In your statement of interest, please specifically address:
- How the Seminar would augment or impact the course(s) you anticipate teaching;
- How the Seminar would help to meet your institution's needs and/or expand your institution’s curricular offerings;
- How your perspective, experiences, and/or disciplinary approach will enhance the Seminar discussions.
This Seminar aims to convene scholars from various career levels, disciplines, regional locations, academic institutions, and backgrounds. Participants must commit to attending the entire Seminar. After the conclusion of the Seminar, participants are expected to submit a preliminary version of a revised syllabus. The Seminar will include designated working sessions for participants to revise and expand their syllabi content.
Travel and Lodging
For non-local participants, the Mandel Center will cover the cost of (1) direct travel to and from the participant’s home institution and Washington, DC, and (2) lodging for the duration of the Seminar.

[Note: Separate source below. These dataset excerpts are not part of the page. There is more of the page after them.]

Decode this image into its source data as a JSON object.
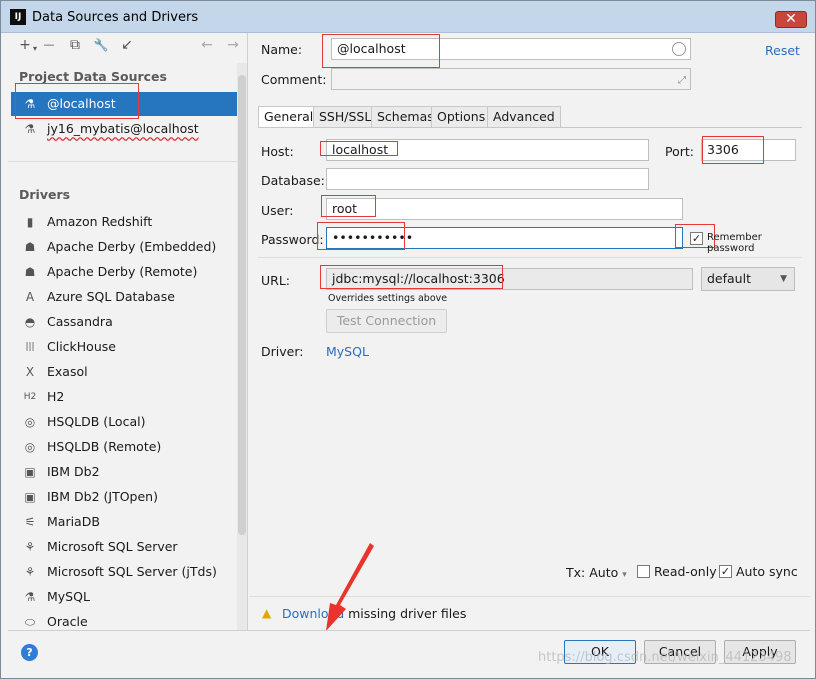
{
  "window": {
    "title": "Data Sources and Drivers",
    "close_glyph": "✕",
    "app_icon_text": "IJ"
  },
  "toolbar": {
    "add": "+",
    "add_caret": "▾",
    "remove": "—",
    "copy": "⧉",
    "settings": "🔧",
    "import": "↙",
    "back": "←",
    "forward": "→"
  },
  "project": {
    "title": "Project Data Sources",
    "items": [
      {
        "label": "@localhost",
        "selected": true
      },
      {
        "label": "jy16_mybatis@localhost",
        "selected": false
      }
    ]
  },
  "drivers": {
    "title": "Drivers",
    "items": [
      {
        "label": "Amazon Redshift",
        "icon": "redshift-icon",
        "glyph": "▮"
      },
      {
        "label": "Apache Derby (Embedded)",
        "icon": "derby-icon",
        "glyph": "☗"
      },
      {
        "label": "Apache Derby (Remote)",
        "icon": "derby-icon",
        "glyph": "☗"
      },
      {
        "label": "Azure SQL Database",
        "icon": "azure-icon",
        "glyph": "A"
      },
      {
        "label": "Cassandra",
        "icon": "cassandra-icon",
        "glyph": "◓"
      },
      {
        "label": "ClickHouse",
        "icon": "clickhouse-icon",
        "glyph": "|||"
      },
      {
        "label": "Exasol",
        "icon": "exasol-icon",
        "glyph": "X"
      },
      {
        "label": "H2",
        "icon": "h2-icon",
        "glyph": "H2"
      },
      {
        "label": "HSQLDB (Local)",
        "icon": "hsqldb-icon",
        "glyph": "◎"
      },
      {
        "label": "HSQLDB (Remote)",
        "icon": "hsqldb-icon",
        "glyph": "◎"
      },
      {
        "label": "IBM Db2",
        "icon": "db2-icon",
        "glyph": "▣"
      },
      {
        "label": "IBM Db2 (JTOpen)",
        "icon": "db2-icon",
        "glyph": "▣"
      },
      {
        "label": "MariaDB",
        "icon": "mariadb-icon",
        "glyph": "⚟"
      },
      {
        "label": "Microsoft SQL Server",
        "icon": "mssql-icon",
        "glyph": "⚘"
      },
      {
        "label": "Microsoft SQL Server (jTds)",
        "icon": "mssql-icon",
        "glyph": "⚘"
      },
      {
        "label": "MySQL",
        "icon": "mysql-icon",
        "glyph": "⚗"
      },
      {
        "label": "Oracle",
        "icon": "oracle-icon",
        "glyph": "⬭"
      }
    ]
  },
  "form": {
    "name_label": "Name:",
    "name_value": "@localhost",
    "comment_label": "Comment:",
    "comment_value": "",
    "reset_label": "Reset",
    "tabs": [
      "General",
      "SSH/SSL",
      "Schemas",
      "Options",
      "Advanced"
    ],
    "host_label": "Host:",
    "host_value": "localhost",
    "port_label": "Port:",
    "port_value": "3306",
    "database_label": "Database:",
    "database_value": "",
    "user_label": "User:",
    "user_value": "root",
    "password_label": "Password:",
    "password_value": "•••••••••••",
    "remember_label": "Remember password",
    "remember_checked": "✓",
    "url_label": "URL:",
    "url_value": "jdbc:mysql://localhost:3306",
    "url_mode": "default",
    "overrides_note": "Overrides settings above",
    "test_connection": "Test Connection",
    "driver_label": "Driver:",
    "driver_value": "MySQL"
  },
  "footer": {
    "tx_label": "Tx: Auto",
    "tx_caret": "▾",
    "readonly_label": "Read-only",
    "autosync_label": "Auto sync",
    "autosync_checked": "✓",
    "warning_glyph": "▲",
    "download_link": "Download",
    "download_text": " missing driver files"
  },
  "buttons": {
    "help": "?",
    "ok": "OK",
    "cancel": "Cancel",
    "apply": "Apply"
  },
  "watermark": "https://blog.csdn.net/weixin_44123498"
}
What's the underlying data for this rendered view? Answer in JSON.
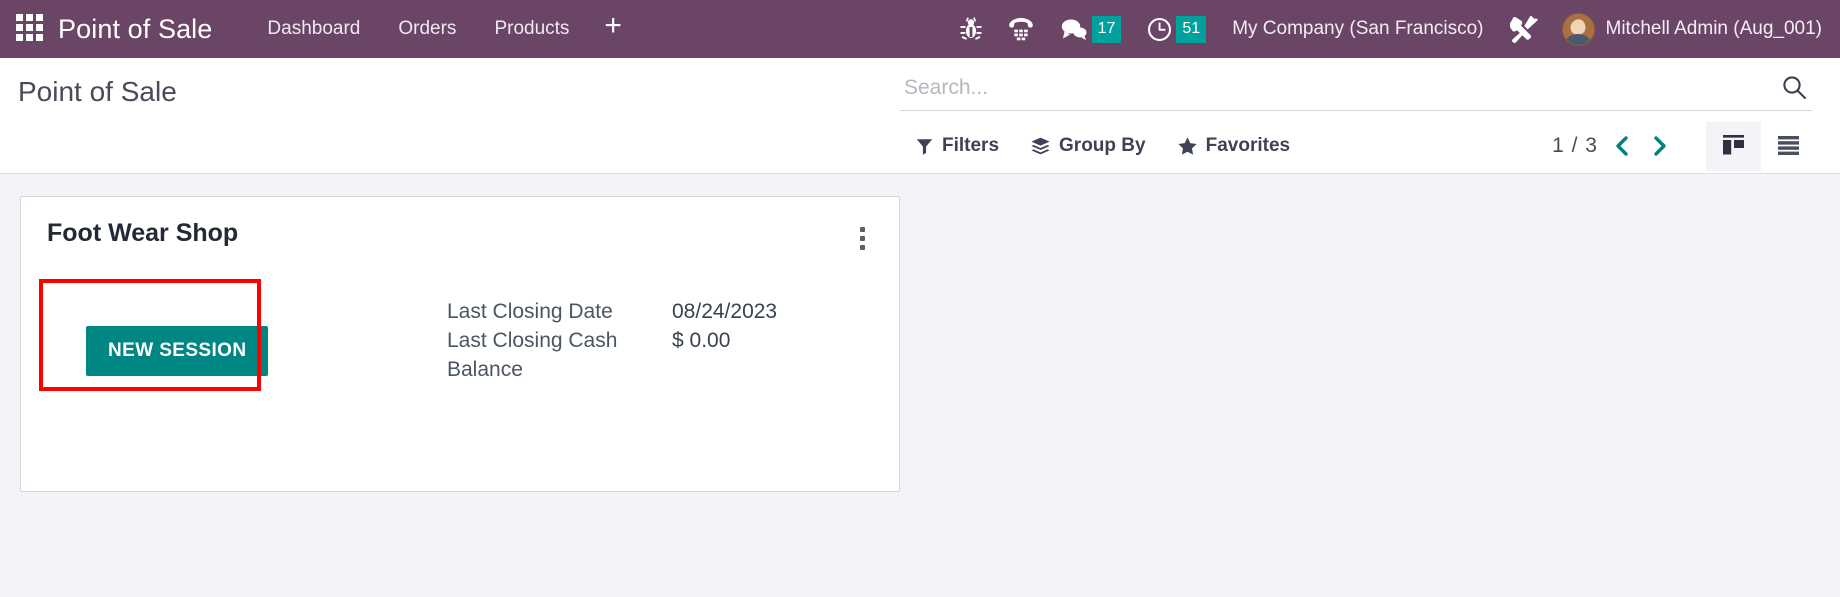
{
  "navbar": {
    "apps_icon": "apps-grid-icon",
    "brand": "Point of Sale",
    "menu": [
      {
        "label": "Dashboard"
      },
      {
        "label": "Orders"
      },
      {
        "label": "Products"
      }
    ],
    "plus_label": "+",
    "system_icons": [
      {
        "name": "bug-icon",
        "badge": null
      },
      {
        "name": "dialpad-phone-icon",
        "badge": null
      },
      {
        "name": "messages-icon",
        "badge": "17"
      },
      {
        "name": "activities-clock-icon",
        "badge": "51"
      }
    ],
    "company": "My Company (San Francisco)",
    "tools_icon": "wrench-screwdriver-icon",
    "user_name": "Mitchell Admin (Aug_001)",
    "badge_color": "#00a09d",
    "background_color": "#6b4566"
  },
  "control_panel": {
    "page_title": "Point of Sale",
    "search": {
      "placeholder": "Search...",
      "value": "",
      "icon": "search-icon"
    },
    "filter_buttons": [
      {
        "label": "Filters",
        "icon": "filter-funnel-icon"
      },
      {
        "label": "Group By",
        "icon": "layers-icon"
      },
      {
        "label": "Favorites",
        "icon": "star-icon"
      }
    ],
    "pager": {
      "count": "1 / 3",
      "previous_icon": "chevron-left-icon",
      "next_icon": "chevron-right-icon",
      "accent_color": "#00847e"
    },
    "view_switcher": [
      {
        "name": "kanban-view",
        "icon": "kanban-icon",
        "active": true
      },
      {
        "name": "list-view",
        "icon": "list-icon",
        "active": false
      }
    ]
  },
  "kanban": {
    "cards": [
      {
        "title": "Foot Wear Shop",
        "menu_icon": "kebab-menu-icon",
        "primary_action": "NEW SESSION",
        "primary_action_color": "#008784",
        "highlight_color": "#ff0000",
        "stats": [
          {
            "label": "Last Closing Date",
            "value": "08/24/2023"
          },
          {
            "label": "Last Closing Cash Balance",
            "value": "$ 0.00"
          }
        ]
      }
    ]
  }
}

All participants will be provided $250 to defray the cost of meals and incidentals.
COVID-19 Safety Measures
The health and safety of Museum guests and staff is always the Museum's top priority. The Museum takes all reasonable safety precautions but cannot guarantee the safety of any participant. Participants acknowledge that their risk of COVID-19 exposure may increase by participating in the program or by engaging in any other travel. By participating in the program, you voluntarily assume all risks related to COVID-19 exposure and release the Museum from any associated liability.
Per guidance from the Centers for Disease Control and Prevention (CDC), the Museum encourages all participants to stay up-to-date with COVID-19 vaccinations. The Museum’s safety measures are based on CDC COVID-19 Community Levels and will be adjusted to reflect any changes in the level. Prior to the program, the Museum will provide updates regarding the latest guidelines related to health and safety protocols. Participants agree to abide by all health and safety protocols required by the United States, the Museum, and/or the local jurisdiction rules applicable to the program.

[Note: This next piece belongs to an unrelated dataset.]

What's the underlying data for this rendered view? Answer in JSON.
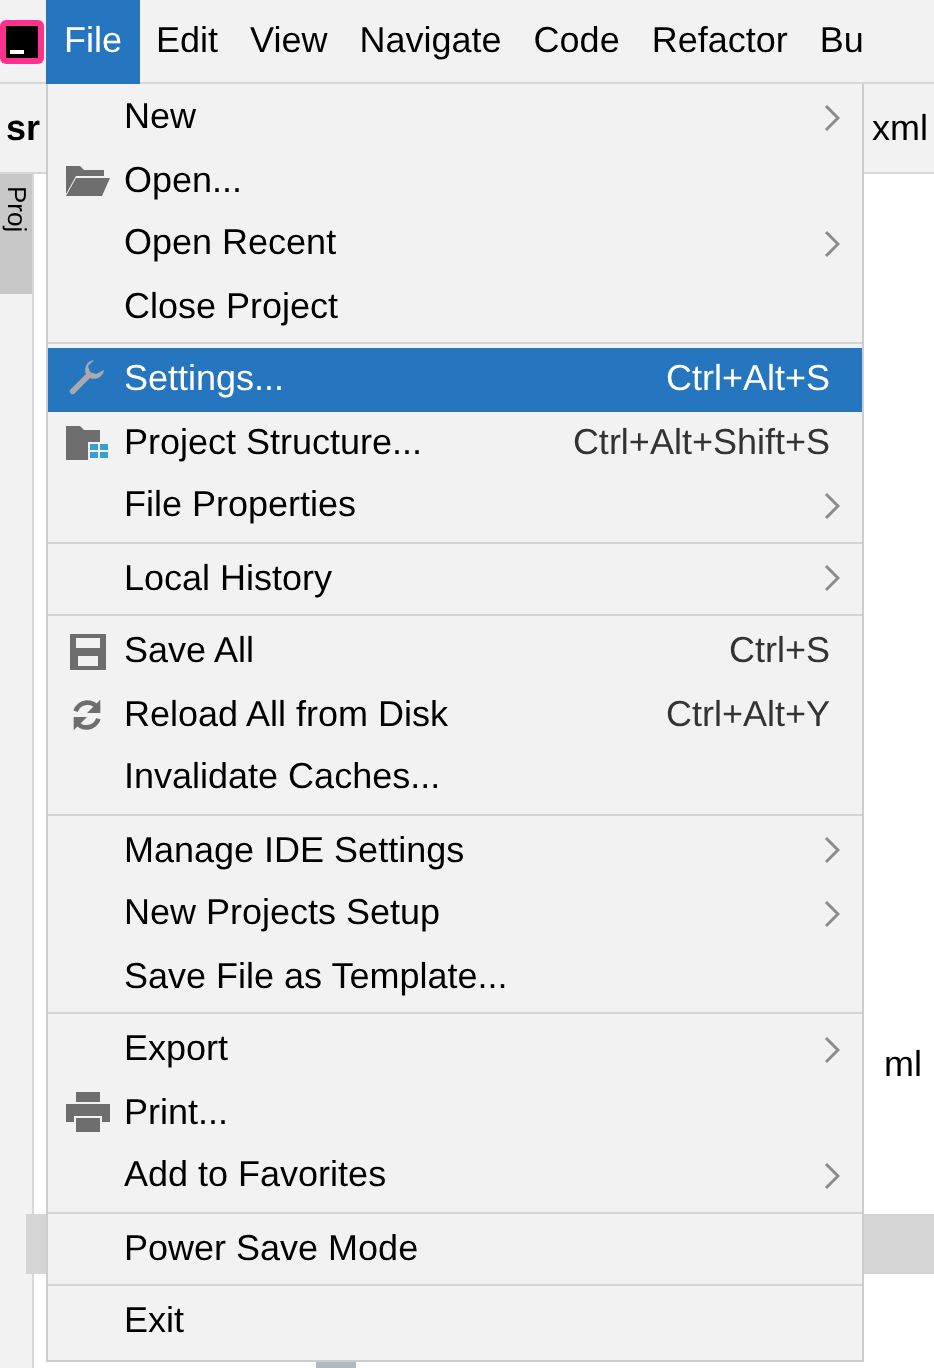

Deadline Extended: Applications must be received in electronic form no later than October 28, 2022. The application form is available online. Letters of support may be uploaded electronically or sent directly to Dr. Katharine White at email@example.com.
Admission will be determined without regard to race, color, religion, sex, gender (sexual orientation or gender identity), national origin, age, disability, genetic information, or reprisal. The Museum also prohibits any form of workplace discrimination or harassment.
This Seminar is endowed by Edward and David Hess in memory of their parents, Jack and Anita Hess, who believed passionately in the power of education to overcome racial and religious prejudice.